撫山教授の隣のテーブルに座っていたNOH大の幸代准教授は、撫山教授に話しかけた。
「優子君と瀬名君が大学院に進学するそうですが、、、
優子君とはどんな学生だったのでしょうか?」
撫山教授はやはり気のない返事を返した。
「うーん、パンデミック前はいつも愛唯君と遊んでいたな。。。
まあ、愛唯君曰く、優子君は中学以来の親友だそうだ。。。
愛唯君にとって、一番の相談相手だったそうだ。。。
一方、パンデミック前は成績は取り立てて良い方ではなかった。。。
まあ、パンデミック後は成績が上がったが、、、
それでも真ん中よりちょっと上ってところだった。。。
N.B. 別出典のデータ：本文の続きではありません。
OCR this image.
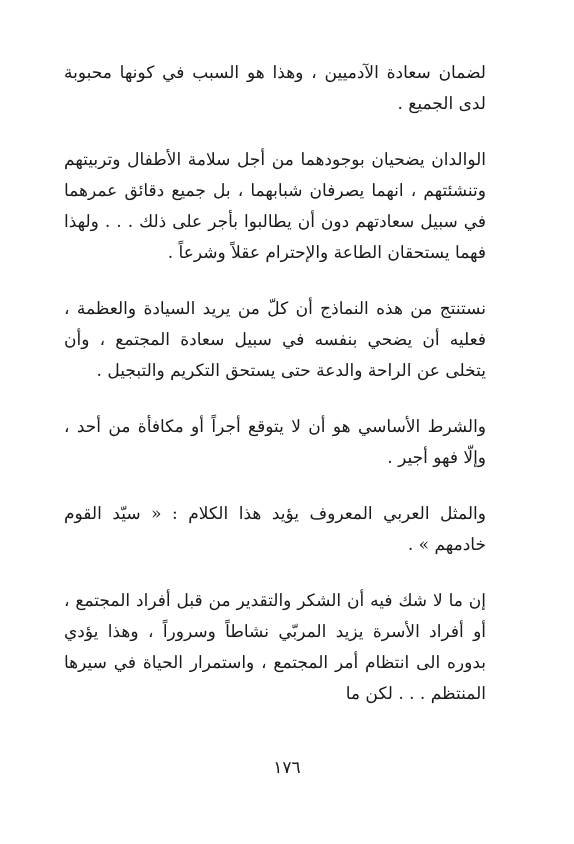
لضمان سعادة الآدميين ، وهذا هو السبب في كونها محبوبة لدى الجميع .

الوالدان يضحيان بوجودهما من أجل سلامة الأطفال وتربيتهم وتنشئتهم ، انهما يصرفان شبابهما ، بل جميع دقائق عمرهما في سبيل سعادتهم دون أن يطالبوا بأجر على ذلك . . . ولهذا فهما يستحقان الطاعة والإحترام عقلاً وشرعاً .

نستنتج من هذه النماذج أن كلّ من يريد السيادة والعظمة ، فعليه أن يضحي بنفسه في سبيل سعادة المجتمع ، وأن يتخلى عن الراحة والدعة حتى يستحق التكريم والتبجيل .

والشرط الأساسي هو أن لا يتوقع أجراً أو مكافأة من أحد ، وإلّا فهو أجير .

والمثل العربي المعروف يؤيد هذا الكلام : « سيّد القوم خادمهم » .

إن ما لا شك فيه أن الشكر والتقدير من قبل أفراد المجتمع ، أو أفراد الأسرة يزيد المربّي نشاطاً وسروراً ، وهذا يؤدي بدوره الى انتظام أمر المجتمع ، واستمرار الحياة في سيرها المنتظم . . . لكن ما

١٧٦
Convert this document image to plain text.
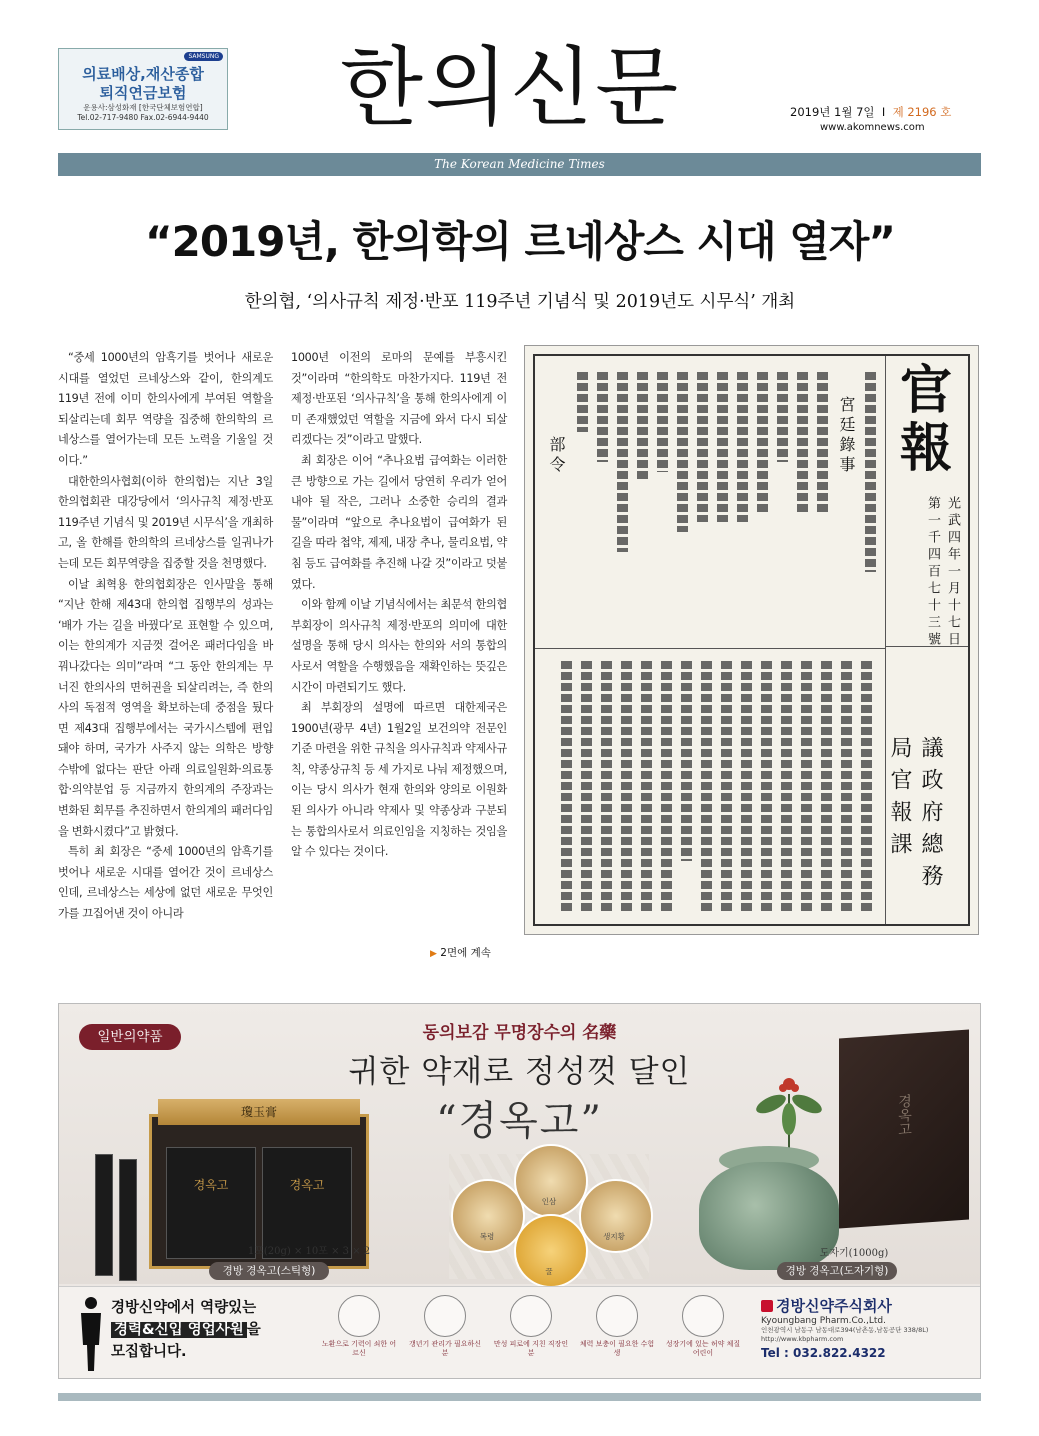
SAMSUNG
의료배상,재산종합
퇴직연금보험
운용사:삼성화재 [한국단체보험연합]
Tel.02-717-9480 Fax.02-6944-9440	한의신문	2019년 1월 7일 I 제 2196 호
www.akomnews.com
The Korean Medicine Times
“2019년, 한의학의 르네상스 시대 열자”
한의협, ‘의사규칙 제정·반포 119주년 기념식 및 2019년도 시무식’ 개최

“중세 1000년의 암흑기를 벗어나 새로운 시대를 열었던 르네상스와 같이, 한의계도 119년 전에 이미 한의사에게 부여된 역할을 되살리는데 회무 역량을 집중해 한의학의 르네상스를 열어가는데 모든 노력을 기울일 것이다.”

대한한의사협회(이하 한의협)는 지난 3일 한의협회관 대강당에서 ‘의사규칙 제정·반포 119주년 기념식 및 2019년 시무식’을 개최하고, 올 한해를 한의학의 르네상스를 일궈나가는데 모든 회무역량을 집중할 것을 천명했다.

이날 최혁용 한의협회장은 인사말을 통해 “지난 한해 제43대 한의협 집행부의 성과는 ‘배가 가는 길을 바꿨다’로 표현할 수 있으며, 이는 한의계가 지금껏 걸어온 패러다임을 바꿔나갔다는 의미”라며 “그 동안 한의계는 무너진 한의사의 면허권을 되살리려는, 즉 한의사의 독점적 영역을 확보하는데 중점을 뒀다면 제43대 집행부에서는 국가시스템에 편입돼야 하며, 국가가 사주지 않는 의학은 방향 수밖에 없다는 판단 아래 의료일원화·의료통합·의약분업 등 지금까지 한의계의 주장과는 변화된 회무를 추진하면서 한의계의 패러다임을 변화시켰다”고 밝혔다.

특히 최 회장은 “중세 1000년의 암흑기를 벗어나 새로운 시대를 열어간 것이 르네상스인데, 르네상스는 세상에 없던 새로운 무엇인가를 끄집어낸 것이 아니라

1000년 이전의 로마의 문예를 부흥시킨 것”이라며 “한의학도 마찬가지다. 119년 전 제정·반포된 ‘의사규칙’을 통해 한의사에게 이미 존재했었던 역할을 지금에 와서 다시 되살리겠다는 것”이라고 말했다.

최 회장은 이어 “추나요법 급여화는 이러한 큰 방향으로 가는 길에서 당연히 우리가 얻어내야 될 작은, 그러나 소중한 승리의 결과물”이라며 “앞으로 추나요법이 급여화가 된 길을 따라 첩약, 제제, 내장 추나, 물리요법, 약침 등도 급여화를 추진해 나갈 것”이라고 덧붙였다.

이와 함께 이날 기념식에서는 최문석 한의협 부회장이 의사규칙 제정·반포의 의미에 대한 설명을 통해 당시 의사는 한의와 서의 통합의사로서 역할을 수행했음을 재확인하는 뜻깊은 시간이 마련되기도 했다.

최 부회장의 설명에 따르면 대한제국은 1900년(광무 4년) 1월2일 보건의약 전문인 기준 마련을 위한 규칙을 의사규칙과 약제사규칙, 약종상규칙 등 세 가지로 나눠 제정했으며, 이는 당시 의사가 현재 한의와 양의로 이원화된 의사가 아니라 약제사 및 약종상과 구분되는 통합의사로서 의료인임을 지칭하는 것임을 알 수 있다는 것이다.

▶ 2면에 계속
官報
第一千四百七十三號 光武四年一月十七日
議政府總務局官報課
宮廷錄事
部令
일반의약품	동의보감 무명장수의 名藥
귀한 약재로 정성껏 달인
“경옥고”
瓊玉膏
경옥고	경옥고
1포(20g) × 10포 × 3 × 2
경방 경옥고(스틱형)
복령
인삼
생지황
꿀
경옥고
도자기(1000g)
경방 경옥고(도자기형)
경방신약에서 역량있는
경력&신입 영업사원 을
모집합니다.	노환으로 기력이 쇠한 어르신
갱년기 관리가 필요하신 분
만성 피로에 지친 직장인 분
체력 보충이 필요한 수험생
성장기에 있는 허약 체질 어린이
경방신약주식회사
Kyoungbang Pharm.Co.,Ltd.
인천광역시 남동구 남동대로394(남촌동,남동공단 338/8L)
http://www.kbpharm.com
Tel : 032.822.4322
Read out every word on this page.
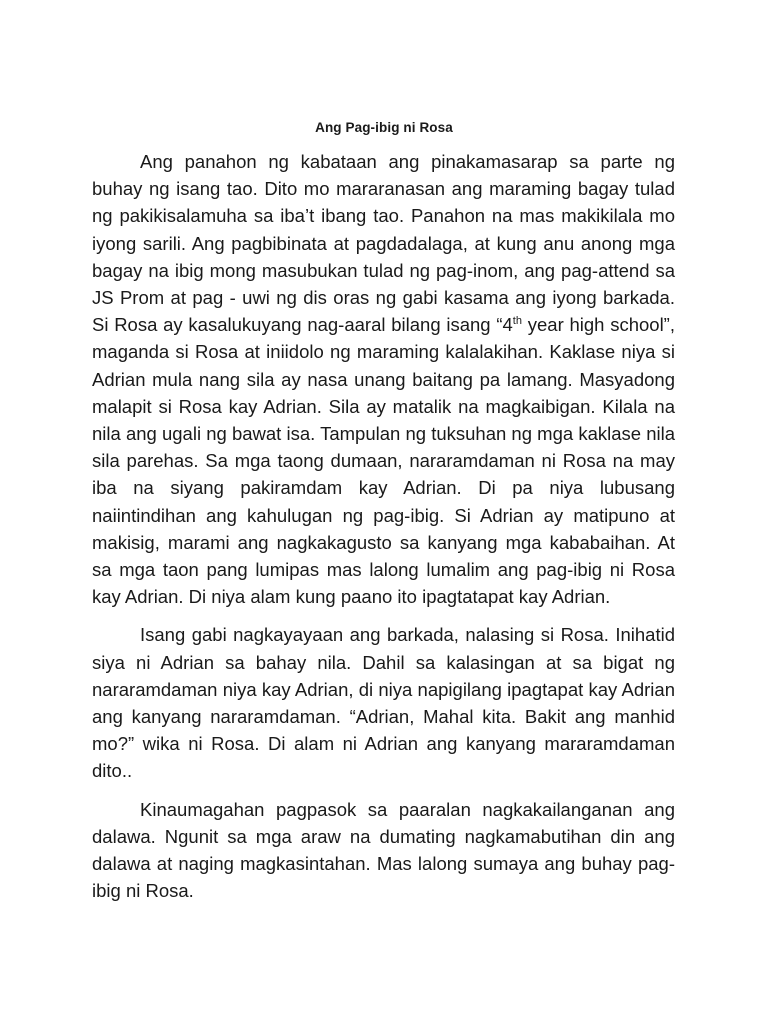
Ang Pag-ibig ni Rosa

Ang panahon ng kabataan ang pinakamasarap sa parte ng buhay ng isang tao. Dito mo mararanasan ang maraming bagay tulad ng pakikisalamuha sa iba’t ibang tao. Panahon na mas makikilala mo iyong sarili. Ang pagbibinata at pagdadalaga, at kung anu anong mga bagay na ibig mong masubukan tulad ng pag-inom, ang pag-attend sa JS Prom at pag - uwi ng dis oras ng gabi kasama ang iyong barkada. Si Rosa ay kasalukuyang nag-aaral bilang isang “4th year high school”, maganda si Rosa at iniidolo ng maraming kalalakihan. Kaklase niya si Adrian mula nang sila ay nasa unang baitang pa lamang. Masyadong malapit si Rosa kay Adrian. Sila ay matalik na magkaibigan. Kilala na nila ang ugali ng bawat isa. Tampulan ng tuksuhan ng mga kaklase nila sila parehas. Sa mga taong dumaan, nararamdaman ni Rosa na may iba na siyang pakiramdam kay Adrian. Di pa niya lubusang naiintindihan ang kahulugan ng pag-ibig. Si Adrian ay matipuno at makisig, marami ang nagkakagusto sa kanyang mga kababaihan. At sa mga taon pang lumipas mas lalong lumalim ang pag-ibig ni Rosa kay Adrian. Di niya alam kung paano ito ipagtatapat kay Adrian.

Isang gabi nagkayayaan ang barkada, nalasing si Rosa. Inihatid siya ni Adrian sa bahay nila. Dahil sa kalasingan at sa bigat ng nararamdaman niya kay Adrian, di niya napigilang ipagtapat kay Adrian ang kanyang nararamdaman. “Adrian, Mahal kita. Bakit ang manhid mo?” wika ni Rosa. Di alam ni Adrian ang kanyang mararamdaman dito..

Kinaumagahan pagpasok sa paaralan nagkakailanganan ang dalawa. Ngunit sa mga araw na dumating nagkamabutihan din ang dalawa at naging magkasintahan. Mas lalong sumaya ang buhay pag-ibig ni Rosa.
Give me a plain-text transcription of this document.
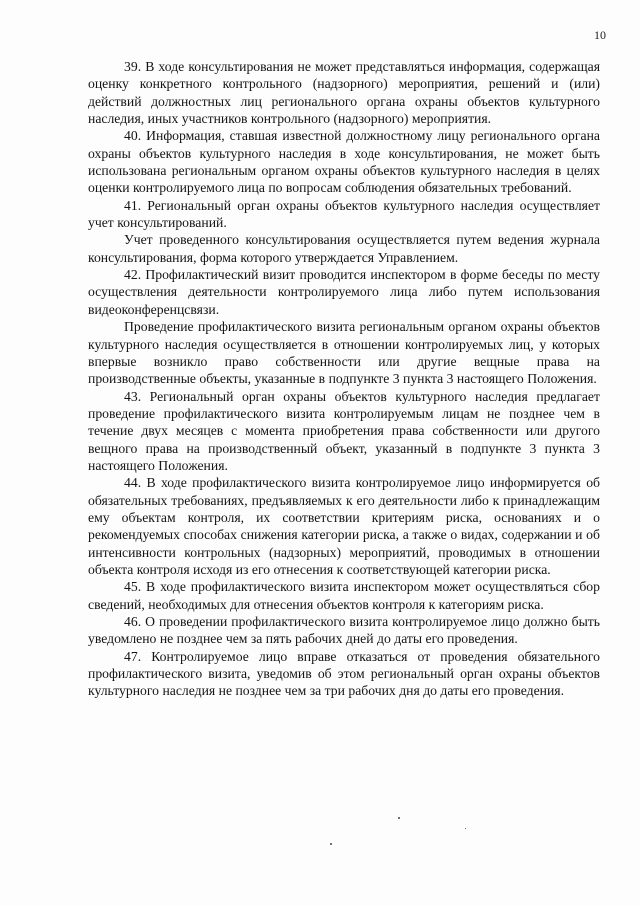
10

39. В ходе консультирования не может представляться информация, содержащая оценку конкретного контрольного (надзорного) мероприятия, решений и (или) действий должностных лиц регионального органа охраны объектов культурного наследия, иных участников контрольного (надзорного) мероприятия.

40. Информация, ставшая известной должностному лицу регионального органа охраны объектов культурного наследия в ходе консультирования, не может быть использована региональным органом охраны объектов культурного наследия в целях оценки контролируемого лица по вопросам соблюдения обязательных требований.

41. Региональный орган охраны объектов культурного наследия осуществляет учет консультирований.

Учет проведенного консультирования осуществляется путем ведения журнала консультирования, форма которого утверждается Управлением.

42. Профилактический визит проводится инспектором в форме беседы по месту осуществления деятельности контролируемого лица либо путем использования видеоконференцсвязи.

Проведение профилактического визита региональным органом охраны объектов культурного наследия осуществляется в отношении контролируемых лиц, у которых впервые возникло право собственности или другие вещные права на производственные объекты, указанные в подпункте 3 пункта 3 настоящего Положения.

43. Региональный орган охраны объектов культурного наследия предлагает проведение профилактического визита контролируемым лицам не позднее чем в течение двух месяцев с момента приобретения права собственности или другого вещного права на производственный объект, указанный в подпункте 3 пункта 3 настоящего Положения.

44. В ходе профилактического визита контролируемое лицо информируется об обязательных требованиях, предъявляемых к его деятельности либо к принадлежащим ему объектам контроля, их соответствии критериям риска, основаниях и о рекомендуемых способах снижения категории риска, а также о видах, содержании и об интенсивности контрольных (надзорных) мероприятий, проводимых в отношении объекта контроля исходя из его отнесения к соответствующей категории риска.

45. В ходе профилактического визита инспектором может осуществляться сбор сведений, необходимых для отнесения объектов контроля к категориям риска.

46. О проведении профилактического визита контролируемое лицо должно быть уведомлено не позднее чем за пять рабочих дней до даты его проведения.

47. Контролируемое лицо вправе отказаться от проведения обязательного профилактического визита, уведомив об этом региональный орган охраны объектов культурного наследия не позднее чем за три рабочих дня до даты его проведения.
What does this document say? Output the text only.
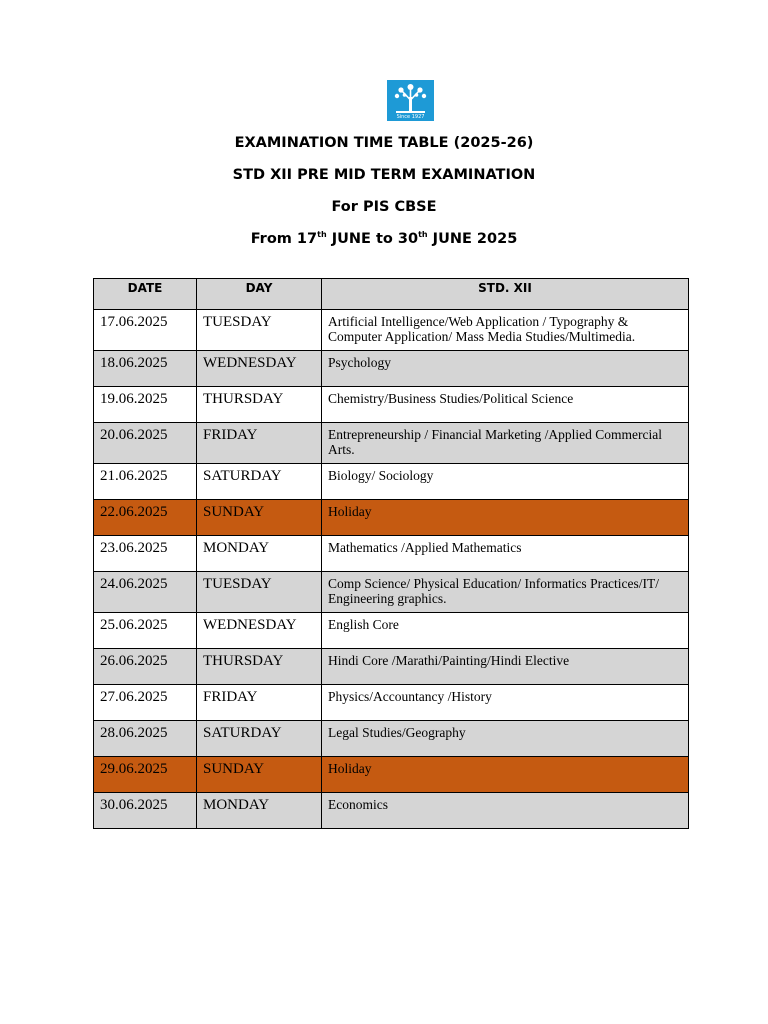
Since 1927
EXAMINATION TIME TABLE (2025-26)
STD XII PRE MID TERM EXAMINATION
For PIS CBSE
From 17th JUNE to 30th JUNE 2025
DATE	DAY	STD. XII
17.06.2025	TUESDAY	Artificial Intelligence/Web Application / Typography & Computer Application/ Mass Media Studies/Multimedia.
18.06.2025	WEDNESDAY	Psychology
19.06.2025	THURSDAY	Chemistry/Business Studies/Political Science
20.06.2025	FRIDAY	Entrepreneurship / Financial Marketing /Applied Commercial Arts.
21.06.2025	SATURDAY	Biology/ Sociology
22.06.2025	SUNDAY	Holiday
23.06.2025	MONDAY	Mathematics /Applied Mathematics
24.06.2025	TUESDAY	Comp Science/ Physical Education/ Informatics Practices/IT/ Engineering graphics.
25.06.2025	WEDNESDAY	English Core
26.06.2025	THURSDAY	Hindi Core /Marathi/Painting/Hindi Elective
27.06.2025	FRIDAY	Physics/Accountancy /History
28.06.2025	SATURDAY	Legal Studies/Geography
29.06.2025	SUNDAY	Holiday
30.06.2025	MONDAY	Economics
」
撫山教授は続ける。
「でも、
大学祭で乱闘騒ぎを起こした時(第38話)とか、
I大の購買を故意に欠品させた時(第41話)とか、
愛唯君と孝君が悪事を行った時、
『優子君と瀬名君が共犯だった』ことが少なくないな~。
愛唯君と孝君はI大で結婚パーティを行った時、
『チームと結婚する』って言っていたし(第86話)。。。
一昨年の3月末の学食で(第125話)、
愛唯君は優子君と瀬名君にこう言っていた。。。
『愛唯君と孝君が大きなことを為した時には、
いつも近くに優子君と瀬名君がいた。』
と。。。
そして、愛唯君と孝君にとって、
『足らぬものを補ってくれる大切な存在』
だとも言っていた。」
(第125話)
幸代准教授は思った。
『I大の最凶最悪カルテットが揃ったところを、実際、この目で見てみたい』と。。。
来年の4月から、NOH大とI大の共同研究が始まる。
再来年には本格化するだろう。
その再来年に瀬名が大学院に進学する。優子はその2年後の予定だ。
だが幸代准教授は思う。『優子も瀬名と同時に大学院に進学できないか?』と。。。
そうすれば、共同研究している幸代准教授も、I大の最凶最悪カルテットが揃ったところが見れるだろう。。。
どうやったら、I大の最凶最悪カルテットが揃うのか思案を始めた。。。
そう、このとき、優子と瀬名の人生が大きく変わり始めた。。。